WHEN 10 separate people won last Wednesday's Lotto jackpot, a spokeswoman for the state-owned gambling board said that it "shows the whole randomness of the lottery".
In fact, the seemingly freak occurrence was evidence of the exact opposite. Given last Wednesday's winning numbers, it was almost predestined that there would be multiple winners.
The numbers drawn were 3, 6, 9, 12, 21, 24 and the bonus number was 17. Nine of the 10 winners picked their own numbers, while only one player used 'quick pick'.
The reason so many people picked the same numbers is quite simple. All six winning numbers are low enough to be included in a birthday, and the combination of three, six and nine is also a part of The Clapping Song. Its chorus, "Three Six Nine the goose drank wine . . . ." is used as a skipping rhyme and most people know it even if they don't know how.

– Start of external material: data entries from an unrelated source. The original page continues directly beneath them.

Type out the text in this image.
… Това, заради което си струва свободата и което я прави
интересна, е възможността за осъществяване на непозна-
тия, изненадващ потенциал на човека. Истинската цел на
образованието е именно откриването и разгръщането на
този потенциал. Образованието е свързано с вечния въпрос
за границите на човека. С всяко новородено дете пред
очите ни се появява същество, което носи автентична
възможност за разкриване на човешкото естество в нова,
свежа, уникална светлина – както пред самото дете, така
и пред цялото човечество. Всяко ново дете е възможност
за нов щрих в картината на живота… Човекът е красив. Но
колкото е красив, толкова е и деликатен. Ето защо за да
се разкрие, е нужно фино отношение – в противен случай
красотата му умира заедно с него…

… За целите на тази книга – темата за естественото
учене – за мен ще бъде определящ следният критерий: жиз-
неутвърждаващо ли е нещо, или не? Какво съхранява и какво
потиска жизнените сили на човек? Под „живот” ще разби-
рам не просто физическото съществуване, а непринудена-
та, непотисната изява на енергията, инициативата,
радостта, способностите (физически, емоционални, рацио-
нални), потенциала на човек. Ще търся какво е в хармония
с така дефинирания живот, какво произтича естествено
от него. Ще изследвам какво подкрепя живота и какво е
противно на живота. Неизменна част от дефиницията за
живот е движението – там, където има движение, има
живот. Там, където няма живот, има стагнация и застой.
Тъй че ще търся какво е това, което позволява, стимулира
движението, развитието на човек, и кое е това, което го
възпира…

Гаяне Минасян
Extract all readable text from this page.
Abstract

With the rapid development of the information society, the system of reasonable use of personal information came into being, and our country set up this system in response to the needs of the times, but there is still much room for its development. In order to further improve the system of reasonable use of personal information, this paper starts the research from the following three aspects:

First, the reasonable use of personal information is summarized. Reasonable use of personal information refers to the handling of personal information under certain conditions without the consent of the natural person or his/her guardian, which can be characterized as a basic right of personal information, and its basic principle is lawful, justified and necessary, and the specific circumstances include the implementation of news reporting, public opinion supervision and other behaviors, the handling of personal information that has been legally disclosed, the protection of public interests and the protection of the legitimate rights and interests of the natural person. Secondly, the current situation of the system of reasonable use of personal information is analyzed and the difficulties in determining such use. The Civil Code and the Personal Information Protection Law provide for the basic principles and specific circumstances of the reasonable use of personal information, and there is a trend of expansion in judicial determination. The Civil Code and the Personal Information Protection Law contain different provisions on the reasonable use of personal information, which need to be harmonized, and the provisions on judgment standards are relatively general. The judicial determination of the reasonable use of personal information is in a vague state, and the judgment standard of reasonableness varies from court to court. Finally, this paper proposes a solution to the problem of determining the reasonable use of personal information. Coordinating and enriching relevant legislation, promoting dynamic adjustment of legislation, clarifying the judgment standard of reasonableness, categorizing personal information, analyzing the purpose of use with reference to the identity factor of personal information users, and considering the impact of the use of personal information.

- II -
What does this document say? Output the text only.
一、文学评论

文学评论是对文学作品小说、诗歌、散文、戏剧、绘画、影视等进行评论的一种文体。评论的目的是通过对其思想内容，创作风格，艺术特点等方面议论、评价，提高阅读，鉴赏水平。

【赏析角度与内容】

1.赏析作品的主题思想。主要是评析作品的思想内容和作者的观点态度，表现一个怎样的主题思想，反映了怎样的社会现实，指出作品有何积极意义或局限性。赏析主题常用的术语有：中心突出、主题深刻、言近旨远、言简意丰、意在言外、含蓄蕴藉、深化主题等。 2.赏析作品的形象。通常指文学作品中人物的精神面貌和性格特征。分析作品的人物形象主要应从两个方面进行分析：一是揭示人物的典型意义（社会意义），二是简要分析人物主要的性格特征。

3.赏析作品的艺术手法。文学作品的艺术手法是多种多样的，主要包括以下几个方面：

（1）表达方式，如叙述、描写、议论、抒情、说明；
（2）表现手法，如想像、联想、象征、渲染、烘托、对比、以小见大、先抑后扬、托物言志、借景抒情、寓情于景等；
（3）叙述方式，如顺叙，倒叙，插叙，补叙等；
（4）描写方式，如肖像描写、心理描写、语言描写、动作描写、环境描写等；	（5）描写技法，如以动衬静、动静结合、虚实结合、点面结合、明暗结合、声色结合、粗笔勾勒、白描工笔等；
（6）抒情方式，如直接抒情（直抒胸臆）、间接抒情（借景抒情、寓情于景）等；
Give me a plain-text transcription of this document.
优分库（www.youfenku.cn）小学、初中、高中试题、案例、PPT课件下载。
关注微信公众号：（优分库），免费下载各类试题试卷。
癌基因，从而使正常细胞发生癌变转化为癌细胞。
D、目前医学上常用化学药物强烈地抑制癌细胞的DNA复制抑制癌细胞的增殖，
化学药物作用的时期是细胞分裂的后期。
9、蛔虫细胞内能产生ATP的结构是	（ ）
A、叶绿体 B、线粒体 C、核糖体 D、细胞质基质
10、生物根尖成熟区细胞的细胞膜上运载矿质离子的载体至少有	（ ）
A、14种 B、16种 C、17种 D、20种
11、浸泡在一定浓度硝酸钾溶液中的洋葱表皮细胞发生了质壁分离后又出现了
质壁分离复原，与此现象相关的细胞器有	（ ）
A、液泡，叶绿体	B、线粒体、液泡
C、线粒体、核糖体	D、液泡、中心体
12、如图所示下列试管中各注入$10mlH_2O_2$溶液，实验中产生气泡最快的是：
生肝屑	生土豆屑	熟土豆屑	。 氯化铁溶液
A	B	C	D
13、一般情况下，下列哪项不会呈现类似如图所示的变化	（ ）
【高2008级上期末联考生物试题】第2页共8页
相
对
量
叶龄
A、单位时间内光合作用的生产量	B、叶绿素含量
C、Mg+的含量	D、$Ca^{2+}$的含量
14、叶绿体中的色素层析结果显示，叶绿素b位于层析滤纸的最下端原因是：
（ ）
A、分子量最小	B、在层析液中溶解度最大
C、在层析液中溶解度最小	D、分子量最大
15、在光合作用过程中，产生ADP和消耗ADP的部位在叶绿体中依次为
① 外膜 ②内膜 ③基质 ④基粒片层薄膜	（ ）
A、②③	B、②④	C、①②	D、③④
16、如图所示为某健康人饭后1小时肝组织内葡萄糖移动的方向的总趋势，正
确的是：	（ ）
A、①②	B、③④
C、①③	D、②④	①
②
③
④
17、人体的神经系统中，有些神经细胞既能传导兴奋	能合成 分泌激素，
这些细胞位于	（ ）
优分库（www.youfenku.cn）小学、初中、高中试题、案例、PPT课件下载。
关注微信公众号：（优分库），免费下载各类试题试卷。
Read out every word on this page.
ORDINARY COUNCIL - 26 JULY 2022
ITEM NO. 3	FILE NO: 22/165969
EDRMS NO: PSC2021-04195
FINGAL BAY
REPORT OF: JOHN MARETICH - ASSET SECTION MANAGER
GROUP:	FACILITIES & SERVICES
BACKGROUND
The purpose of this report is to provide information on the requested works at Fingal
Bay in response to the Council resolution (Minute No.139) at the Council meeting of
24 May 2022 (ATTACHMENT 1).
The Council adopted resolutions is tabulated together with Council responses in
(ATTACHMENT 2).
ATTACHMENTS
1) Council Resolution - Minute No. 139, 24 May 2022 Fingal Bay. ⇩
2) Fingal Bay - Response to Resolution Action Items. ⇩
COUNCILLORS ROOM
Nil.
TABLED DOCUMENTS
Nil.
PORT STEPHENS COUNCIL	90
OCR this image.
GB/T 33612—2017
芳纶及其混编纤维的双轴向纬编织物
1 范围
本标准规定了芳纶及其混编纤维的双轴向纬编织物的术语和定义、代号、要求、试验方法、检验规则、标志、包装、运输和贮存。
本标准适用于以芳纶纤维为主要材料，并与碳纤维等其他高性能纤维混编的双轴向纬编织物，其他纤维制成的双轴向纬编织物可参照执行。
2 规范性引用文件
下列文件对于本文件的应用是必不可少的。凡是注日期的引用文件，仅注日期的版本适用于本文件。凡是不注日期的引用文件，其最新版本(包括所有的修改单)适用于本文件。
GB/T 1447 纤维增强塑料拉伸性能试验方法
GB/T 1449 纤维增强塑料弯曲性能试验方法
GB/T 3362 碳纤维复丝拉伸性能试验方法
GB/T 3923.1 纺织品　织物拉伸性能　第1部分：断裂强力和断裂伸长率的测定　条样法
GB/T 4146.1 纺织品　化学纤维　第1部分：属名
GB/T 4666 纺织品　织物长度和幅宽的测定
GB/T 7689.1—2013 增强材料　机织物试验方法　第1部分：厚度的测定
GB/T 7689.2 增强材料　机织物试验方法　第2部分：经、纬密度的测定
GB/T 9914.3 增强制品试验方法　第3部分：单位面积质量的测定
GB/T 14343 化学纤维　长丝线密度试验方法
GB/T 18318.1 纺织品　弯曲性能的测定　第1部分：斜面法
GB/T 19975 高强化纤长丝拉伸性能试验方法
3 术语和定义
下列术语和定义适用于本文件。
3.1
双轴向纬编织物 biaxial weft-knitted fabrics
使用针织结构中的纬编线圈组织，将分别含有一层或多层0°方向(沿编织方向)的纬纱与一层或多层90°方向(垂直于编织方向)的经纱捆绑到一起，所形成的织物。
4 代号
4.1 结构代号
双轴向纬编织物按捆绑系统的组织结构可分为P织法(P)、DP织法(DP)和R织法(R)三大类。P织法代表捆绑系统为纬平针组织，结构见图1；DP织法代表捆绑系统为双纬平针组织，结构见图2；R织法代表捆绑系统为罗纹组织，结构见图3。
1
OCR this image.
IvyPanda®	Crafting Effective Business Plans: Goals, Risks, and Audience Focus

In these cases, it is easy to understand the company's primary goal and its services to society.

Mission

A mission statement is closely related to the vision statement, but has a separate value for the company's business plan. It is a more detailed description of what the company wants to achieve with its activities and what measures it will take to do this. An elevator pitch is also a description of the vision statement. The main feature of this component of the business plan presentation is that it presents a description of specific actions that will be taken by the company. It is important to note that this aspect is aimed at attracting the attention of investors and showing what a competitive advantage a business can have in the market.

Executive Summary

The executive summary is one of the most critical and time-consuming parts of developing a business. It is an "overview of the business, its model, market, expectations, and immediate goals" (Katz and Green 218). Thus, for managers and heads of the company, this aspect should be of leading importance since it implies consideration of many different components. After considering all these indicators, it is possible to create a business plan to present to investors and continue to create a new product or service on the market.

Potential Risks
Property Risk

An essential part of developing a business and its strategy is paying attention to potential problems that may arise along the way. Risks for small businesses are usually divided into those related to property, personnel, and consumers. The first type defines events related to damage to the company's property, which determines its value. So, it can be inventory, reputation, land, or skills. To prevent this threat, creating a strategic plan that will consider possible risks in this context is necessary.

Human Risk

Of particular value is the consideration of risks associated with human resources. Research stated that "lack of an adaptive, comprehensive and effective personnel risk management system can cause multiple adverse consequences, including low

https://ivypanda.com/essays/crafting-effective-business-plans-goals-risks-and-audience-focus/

Birthdays, house numbers and well-remembered combinations of numbers are frequently used as lottery picks, so those who play them have a much much greater chance of sharing the jackpot with other players than those who opt for truly random numbers.
Since the chances of winning the lottery are so small in the "rst place, though, many players choose to ignore the fact that they are not the only Irish person born on Christmas Eve.
The 10 winners might not be too unhappy . . . they are 250,000 better off and those common numbers were the ones that came up . . . and the National Lottery gets a nice, quirky story on the front page.
The lesson is simple, though. If you don't want to share your lottery jackpot win, avoid the obvious.